Numerical simulation of cavitation in a Francis runner under different operating conditions

Abstract

The behavior of suction side leading edge cavitation on the runner blades of the GAMM Francis turbine has been investigated under different operating conditions at the best efficiency point (BEP) and at off-design operations. Steady state numerical simulations have been carried out with the Zwart-Gerber-Belamri (ZGB) two-phase model and with the Shear Stress Transport (SST) turbulence model available in ANSYS¿ CFX. The numerical model had been previously validated at BEP by comparing the cavity size and location, the pressure drop and the torque with experimental values obtained in a reduced scale model testutility. These results obtained at BEP have now been compared with analogous results calculated at different flow rates and heads.

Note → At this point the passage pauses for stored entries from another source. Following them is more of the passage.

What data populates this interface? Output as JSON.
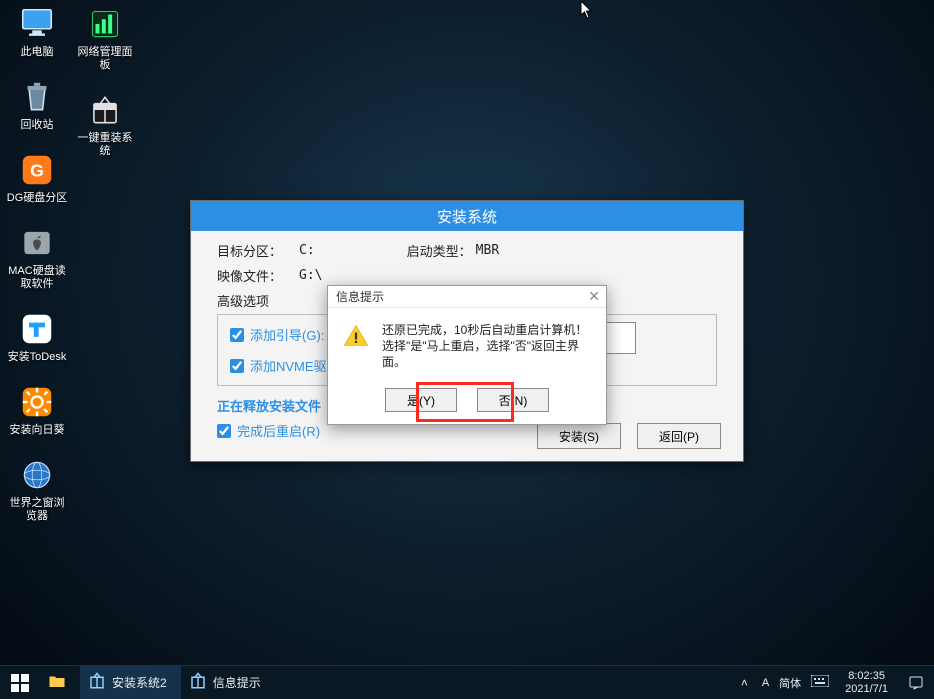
{
  "desktop": {
    "col1": [
      {
        "name": "this-pc",
        "label": "此电脑"
      },
      {
        "name": "recycle-bin",
        "label": "回收站"
      },
      {
        "name": "dg-partition",
        "label": "DG硬盘分区"
      },
      {
        "name": "mac-disk-reader",
        "label": "MAC硬盘读取软件"
      },
      {
        "name": "install-todesk",
        "label": "安装ToDesk"
      },
      {
        "name": "install-sunflower",
        "label": "安装向日葵"
      },
      {
        "name": "browser-world",
        "label": "世界之窗浏览器"
      }
    ],
    "col2": [
      {
        "name": "net-panel",
        "label": "网络管理面板"
      },
      {
        "name": "one-click-reinstall",
        "label": "一键重装系统"
      }
    ]
  },
  "installer": {
    "title": "安装系统",
    "target_label": "目标分区：",
    "target_value": "C:",
    "boot_label": "启动类型：",
    "boot_value": "MBR",
    "image_label": "映像文件：",
    "image_value": "G:\\",
    "advanced_label": "高级选项",
    "check_boot": "添加引导(G):",
    "check_nvme": "添加NVME驱",
    "progress": "正在释放安装文件",
    "check_restart": "完成后重启(R)",
    "btn_install": "安装(S)",
    "btn_back": "返回(P)"
  },
  "modal": {
    "title": "信息提示",
    "line1": "还原已完成，10秒后自动重启计算机！",
    "line2": "选择\"是\"马上重启，选择\"否\"返回主界面。",
    "btn_yes": "是(Y)",
    "btn_no": "否(N)"
  },
  "taskbar": {
    "items": [
      {
        "name": "install-system-2",
        "label": "安装系统2"
      },
      {
        "name": "info-prompt",
        "label": "信息提示"
      }
    ],
    "ime_a": "A",
    "ime_lang": "简体",
    "clock_time": "8:02:35",
    "clock_date": "2021/7/1"
  }
}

In particular, the runner flow has been computed at part load and at high load while keeping the nominal head. For that, the flow rate and the incidence angle of the inlet absolute velocity has been changed according to the corresponding guide vane opening angle. Furthermore, other operation conditions comprising higher and lower heads than the nominal one have also been considered, while keeping the angle of the inlet absolute velocity constant as if the guide vane position were the same for all the cases. The results show that the size of leading edge cavitation decreases significantly for operating conditions with lower flow rates and heads than the BEP. Meanwhile, similar cavitation developments are found for operating conditions with higher flow rates and heads than the BEP.